Chest pain can be a sign that a person is having a heart attack. However, chest pain is also a common symptom of other, less serious conditions, such as gastroesophageal reflux disease.
Doctors refer to pain from heart attacks and other conditions that affect the cardiovascular system as cardiac chest pain. Pain that does not come from the cardiovascular system is called noncardiac chest pain.
Gastroesophageal reflux disease (GERD) can cause heartburn, which is a common type of noncardiac chest pain.
While heart attacks are a life-threatening medical emergency, heartburn is not. Therefore, being able to recognize the difference between cardiac and noncardiac chest pain is essential.
In this article, we discuss the symptoms of GERD and heart attacks along with the differences between cardiac and noncardiac chest pain. We also cover other causes of both types of chest pain.
Is it GERD?
Many conditions can cause chest pain, including acid reflux.
Acid reflux occurs when acid from the stomach leaks up into the food pipe, or esophagus. One of the most common symptoms of acid reflux is heartburn, which is a painful burning sensation in the center of the chest just behind the breastbone, or sternum.
According to the National Institute of Diabetes and Digestive and Kidney Diseases, a person who experiences acid reflux more than twice a week for a few weeks may have GERD. Close to 20 percent of people in the United States have GERD.
Other symptoms of acid reflux and GERD can include:
- a sour or bad taste in the mouth
- bad breath
- tooth decay
- difficulty swallowing
- nausea and vomiting
- a hoarse voice
People with persistent symptoms of acid reflux or GERD should see a doctor.
Is it a heart attack?
Heart attacks occur when the blood supply to the heart muscles becomes completely blocked. If a person does not receive immediate treatment, part of the heart muscle can die.
A common symptom of a heart attack is pain or discomfort that typically occurs in the center or left side of the chest. This pain may come and go, and its severity can range from mild to severe. It can also sometimes feel like heartburn or indigestion.

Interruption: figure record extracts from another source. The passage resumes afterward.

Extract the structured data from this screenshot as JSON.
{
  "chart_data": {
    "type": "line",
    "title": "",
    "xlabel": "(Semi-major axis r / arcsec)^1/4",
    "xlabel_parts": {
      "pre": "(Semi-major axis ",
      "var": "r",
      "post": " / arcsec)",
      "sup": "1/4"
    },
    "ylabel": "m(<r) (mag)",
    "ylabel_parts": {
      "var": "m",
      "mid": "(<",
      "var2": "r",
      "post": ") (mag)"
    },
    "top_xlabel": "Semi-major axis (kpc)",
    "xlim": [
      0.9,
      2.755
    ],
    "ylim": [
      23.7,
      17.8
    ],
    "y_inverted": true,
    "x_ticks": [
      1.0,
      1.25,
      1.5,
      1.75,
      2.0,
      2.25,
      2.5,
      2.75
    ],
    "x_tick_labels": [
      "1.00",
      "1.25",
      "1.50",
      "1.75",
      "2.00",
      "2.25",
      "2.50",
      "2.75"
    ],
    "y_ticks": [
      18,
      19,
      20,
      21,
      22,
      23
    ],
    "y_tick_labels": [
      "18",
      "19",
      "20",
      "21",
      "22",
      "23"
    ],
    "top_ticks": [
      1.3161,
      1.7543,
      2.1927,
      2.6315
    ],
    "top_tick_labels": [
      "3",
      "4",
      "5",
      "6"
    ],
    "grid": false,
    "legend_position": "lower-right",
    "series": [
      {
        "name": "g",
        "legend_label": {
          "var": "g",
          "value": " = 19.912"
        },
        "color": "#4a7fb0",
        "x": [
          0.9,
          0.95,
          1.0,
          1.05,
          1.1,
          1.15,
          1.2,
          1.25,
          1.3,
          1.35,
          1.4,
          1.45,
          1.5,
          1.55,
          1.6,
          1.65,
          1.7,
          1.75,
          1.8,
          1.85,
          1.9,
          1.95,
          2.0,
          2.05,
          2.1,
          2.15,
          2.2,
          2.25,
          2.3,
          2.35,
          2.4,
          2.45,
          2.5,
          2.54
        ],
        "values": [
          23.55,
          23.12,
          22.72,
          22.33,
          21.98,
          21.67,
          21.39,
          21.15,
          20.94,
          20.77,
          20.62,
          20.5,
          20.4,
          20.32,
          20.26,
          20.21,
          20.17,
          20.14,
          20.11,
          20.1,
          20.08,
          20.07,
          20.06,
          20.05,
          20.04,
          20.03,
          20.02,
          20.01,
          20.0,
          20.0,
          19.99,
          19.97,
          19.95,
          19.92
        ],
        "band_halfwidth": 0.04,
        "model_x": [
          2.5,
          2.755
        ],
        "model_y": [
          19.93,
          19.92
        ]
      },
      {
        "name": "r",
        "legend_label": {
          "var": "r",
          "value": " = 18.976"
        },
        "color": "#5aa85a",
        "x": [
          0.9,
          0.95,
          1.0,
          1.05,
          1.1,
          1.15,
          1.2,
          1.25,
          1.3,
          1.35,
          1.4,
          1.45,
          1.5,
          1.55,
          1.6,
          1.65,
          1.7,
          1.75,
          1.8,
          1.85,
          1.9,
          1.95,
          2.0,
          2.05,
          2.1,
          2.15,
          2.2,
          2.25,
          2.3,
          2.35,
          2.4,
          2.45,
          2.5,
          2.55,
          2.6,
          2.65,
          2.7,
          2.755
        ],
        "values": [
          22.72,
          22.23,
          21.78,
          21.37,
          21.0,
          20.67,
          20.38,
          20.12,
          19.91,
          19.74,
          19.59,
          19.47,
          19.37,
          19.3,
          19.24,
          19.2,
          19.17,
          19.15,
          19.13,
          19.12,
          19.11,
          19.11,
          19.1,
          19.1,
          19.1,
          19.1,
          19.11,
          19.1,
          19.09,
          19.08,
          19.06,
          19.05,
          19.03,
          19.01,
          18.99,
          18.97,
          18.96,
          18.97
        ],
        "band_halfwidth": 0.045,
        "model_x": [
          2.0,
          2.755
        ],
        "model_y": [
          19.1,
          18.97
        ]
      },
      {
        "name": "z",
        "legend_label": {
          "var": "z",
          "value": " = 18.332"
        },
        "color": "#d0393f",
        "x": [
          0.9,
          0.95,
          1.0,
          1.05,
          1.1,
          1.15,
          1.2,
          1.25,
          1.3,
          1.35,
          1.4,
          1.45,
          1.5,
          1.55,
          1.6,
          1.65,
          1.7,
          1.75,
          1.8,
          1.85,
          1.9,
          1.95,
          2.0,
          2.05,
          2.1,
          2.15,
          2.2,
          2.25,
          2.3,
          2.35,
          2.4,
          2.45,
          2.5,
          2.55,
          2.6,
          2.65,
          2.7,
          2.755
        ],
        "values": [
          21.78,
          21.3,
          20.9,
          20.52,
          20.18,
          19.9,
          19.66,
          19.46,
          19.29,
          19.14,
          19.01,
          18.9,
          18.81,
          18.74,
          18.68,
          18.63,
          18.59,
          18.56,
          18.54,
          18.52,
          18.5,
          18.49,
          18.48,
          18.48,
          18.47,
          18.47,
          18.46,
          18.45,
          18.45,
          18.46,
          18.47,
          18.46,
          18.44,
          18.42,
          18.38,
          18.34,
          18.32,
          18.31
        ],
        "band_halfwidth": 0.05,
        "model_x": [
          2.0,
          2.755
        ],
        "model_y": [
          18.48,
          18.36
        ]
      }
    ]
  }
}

However, not everyone who has a heart attack experiences chest pain. The symptoms of a heart attack can vary considerably from person to person, and they may come on slowly or very suddenly.
Other symptoms of a heart attack might include:
- intense pressure or tightness in the center of the chest
- a feeling of heaviness or weakness in one or both arms
- pain, numbness, or a tingling sensation in the arms, neck, jaw, lips, or stomach
- difficulty breathing or shortness of breath
- nausea and vomiting
- dizziness or lightheadedness
- breaking out in a cold sweat
Anyone who suspects that they or someone else is having a heart attack should immediately call 911 or go to the emergency room.